The classification and naming of the monkeys commonly called baboons is controversial. Some systems treat the five major populations as five species. Others classify all baboons as a single species divided into five subspecies or races. Irrespective of their names, the five kinds have radiated into various ecological niches wherever they can find water - in grasslands, highlands, bush and forest edges. Most baboons live in closely-knit social groups held together by long-lasting relations between females and other members of the groups. Baboons only occur in sub-Saharan Africa – probably because they cannot tolerate extremes of temperature and have been unable to move across the more arid Northern regions of Africa into Asia .
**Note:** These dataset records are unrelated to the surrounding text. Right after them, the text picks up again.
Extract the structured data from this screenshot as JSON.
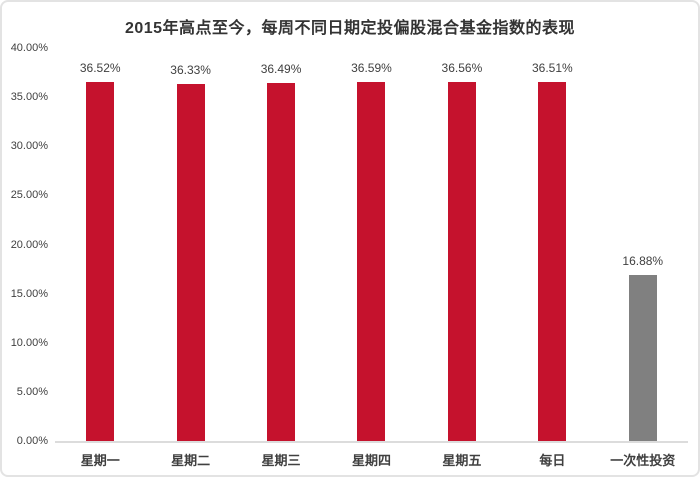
{
  "chart_data": {
    "type": "bar",
    "title": "2015年高点至今，每周不同日期定投偏股混合基金指数的表现",
    "categories": [
      "星期一",
      "星期二",
      "星期三",
      "星期四",
      "星期五",
      "每日",
      "一次性投资"
    ],
    "values": [
      36.52,
      36.33,
      36.49,
      36.59,
      36.56,
      36.51,
      16.88
    ],
    "value_labels": [
      "36.52%",
      "36.33%",
      "36.49%",
      "36.59%",
      "36.56%",
      "36.51%",
      "16.88%"
    ],
    "bar_colors": [
      "#c5122d",
      "#c5122d",
      "#c5122d",
      "#c5122d",
      "#c5122d",
      "#c5122d",
      "#808080"
    ],
    "xlabel": "",
    "ylabel": "",
    "ylim": [
      0,
      40
    ],
    "ytick_step": 5,
    "ytick_labels": [
      "0.00%",
      "5.00%",
      "10.00%",
      "15.00%",
      "20.00%",
      "25.00%",
      "30.00%",
      "35.00%",
      "40.00%"
    ],
    "grid": false,
    "legend": "none",
    "colors": {
      "series_red": "#c5122d",
      "series_gray": "#808080",
      "axis_line": "#dcdcdc",
      "label_text": "#404040",
      "title_text": "#333333",
      "card_border": "#e3e3e3",
      "background": "#ffffff"
    }
  }
}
The ‘earliest’ baboons included a number of species of grass-eating geladas that once flourished across Africa. Today, geladas are confined to relict populations of one species, Theropithecus gelada, in the highlands of Ethiopia. The gelada is a specialist feeder – it extracts seeds from the grasses it plucks from the sward with its opposable thumb and forefingers while sitting on the ground or shuffling along on its bottom.


1. Stuffed specimen of a baboon, Papio sp. Baboons exhibit a number of structural and locomotory adaptations to a terrestrial existence. They have the typically shortened back of a ground-walking monkey. Their shoulders are higher than their hips and their arms are longer than their legs, which makes it easier to look forward when walking along the ground. When baboons walk, they lengthen the forelimb by holding the palm down vertically and rest on the undersides of their fingers. Many species of baboons have short tails, as they do not need a tail to help them balance when walking on the ground. Their powerful spoon-shaped hands are used to grasp food and dig up bulbs and roots.

2. Skull of an adult male baboon, Papio sp. This baboon skull shows the forward facing orbits of a haplorhine monkey combined with the very long baboon snout. The jaw is powerful and equipped with large molar teeth used for grinding up the hard siliceous leaves of the grasses which baboons eat in large amounts. As seen here, male baboons have extremely large intimidating canine teeth which are sharpened by honing on the first lower premolar.

3. An adult male Olive Baboon, Papio anubis, with an infant female. Photograph courtesy of R. Hoolihan (Uaso Ngiro Baboon Project).

4. Theropithecus gelada, adult male showing the red patches on the chest, which gave the species the English name of ‘bleeding-heart monkey’. Photograph courtesy of R. Hoolihan (Uaso Ngiro Baboon Project).


The heavily built macaques can live off the most arid land and survive extremes of temperature. The Barbary macaque (Macaca sylvanus) occurs naturally in Africa north of the Sahara and is maintained in Gibraltar at the very tip of Europe by the human inhabitants of this large rock. The other fourteen species live in a variety of habitats, some in very harsh conditions, throughout Asia. Some species are both arboreal and terrestrial, others are semi-terrestrial. Each species is adapted to survive the local conditions in which it lives and to feed on the particular kinds of food it finds there. The species living in cold climates have thick shaggy fur; those living in warm climates have lighter coats. Some have short tails, some have long tails and others lack tails. Macaques live in groups that may include several males and a number of females; the females usually remain in the same groups throughout their lives.


1. Skull of Macaca sp, macaques. Macaque skulls have a short snout with nasal opening and the rounded brain case of a typical monkey. The front of the face is dominated by the two large forward facing orbits for the eyes.

In Borneo, small, lontailed, crab-eating macaques, Macaca fasicularis (2) live in the same forests as large, short-tailed, pig-tailed macaques, M. nemestrina (3 & 4). Photographs courtesy of J. Glendinning.